Dialog Berharga antara Nabi Ibrahim dan Nabi Ismail
Salah satu dialog paling menggetarkan dalam sejarah manusia terjadi antara seorang ayah dan anaknya.
Bukan dialog tentang warisan.
Bukan tentang kekuasaan.
Tetapi tentang ketaatan kepada Allah.
Ketika Nabi Ibrahim AS mendapat mimpi untuk menyembelih putranya, beliau tidak langsung memaksa Ismail.
Beliau justru mengajak bicara.
“Wahai anakku, sesungguhnya aku melihat dalam mimpi bahwa aku menyembelihmu. Maka pikirkanlah bagaimana pendapatmu?”
QS. Ash-Shaffat: 102
Lalu Ismail menjawab dengan jawaban yang membuat langit seakan diam.
“Wahai ayahku, kerjakanlah apa yang diperintahkan kepadamu. Insya Allah engkau akan mendapatiku termasuk orang-orang yang sabar.”
Bayangkan.
Seorang ayah sedang menyampaikan ujian terberat dalam hidupnya.
Dan seorang anak menjawab tanpa marah, tanpa memberontak, tanpa curiga.
Mengapa dialog ini begitu berharga?
Karena di sana ada tiga pelajaran besar.
Pertama, Ibrahim mengajarkan bahwa ketaatan tidak harus kasar.
Beliau seorang nabi.
Beliau bisa saja memerintah.
Tetapi beliau memilih berdialog.
Ini pelajaran penting bagi orang tua, pemimpin, guru, bahkan siapa pun yang merasa lebih tahu.
Kadang manusia ingin didengar, bukan dipaksa.
Kedua, Ismail mengajarkan tentang kepercayaan.
Ismail tidak bertanya: kenapa aku?
Kenapa harus sekarang?
Apakah Ayah yakin?
Ia percaya kepada ayahnya.
Dan lebih dari itu, ia percaya kepada Allah.
Hari ini banyak hubungan hancur karena hilangnya kepercayaan.
Sedikit salah paham langsung curiga.
Sedikit berbeda langsung menjauh.
Padahal hubungan yang kuat dibangun oleh keyakinan dan ketulusan.
Ketiga, mereka sama-sama sedang mengorbankan.
Sering orang hanya melihat Ibrahim yang diuji.
Padahal Ismail juga sedang diuji.
Ayah belajar ikhlas.
Anak belajar sabar.
Dan keduanya lulus.
Mungkin itulah sebabnya kisah ini terus dikenang setiap Hari Raya Kurban.
Karena kurban bukan sekadar menyembelih hewan.
Tetapi menyembelih ego, ketakutan, dan keterikatan berlebihan kepada dunia.

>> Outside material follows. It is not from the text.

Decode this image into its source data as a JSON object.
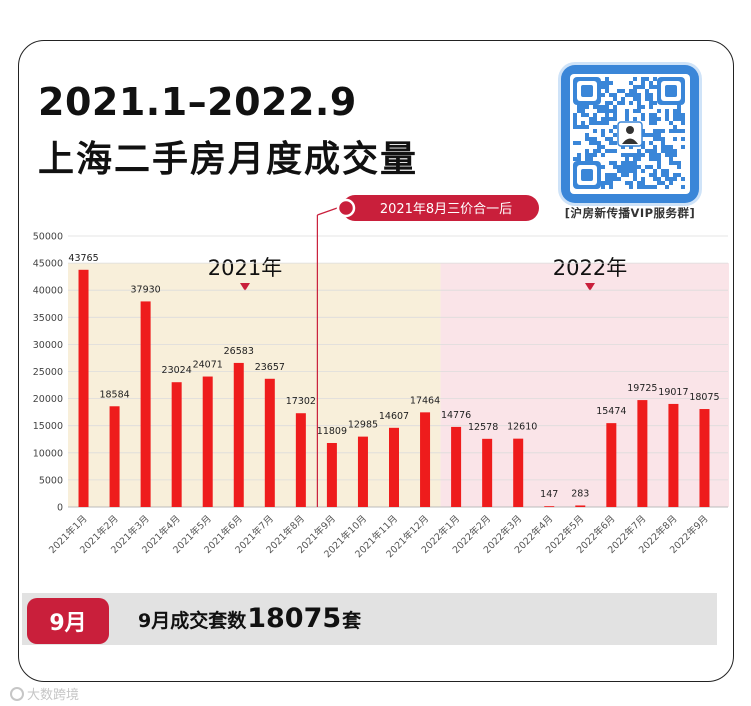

Dialog Ibrahim dan Ismail mengajarkan bahwa keluarga yang kuat bukan keluarga tanpa ujian.
Tetapi keluarga yang tetap saling percaya ketika ujian datang.
Dan mungkin hari ini, yang paling dibutuhkan dunia bukan hanya orang hebat.
Tetapi ayah yang mau mendengar anaknya.
Dan anak yang masih menghormati orang tuanya.
“Kadang kekuatan sebuah keluarga bukan terlihat saat tertawa bersama, tetapi saat mampu tetap percaya di tengah ujian.”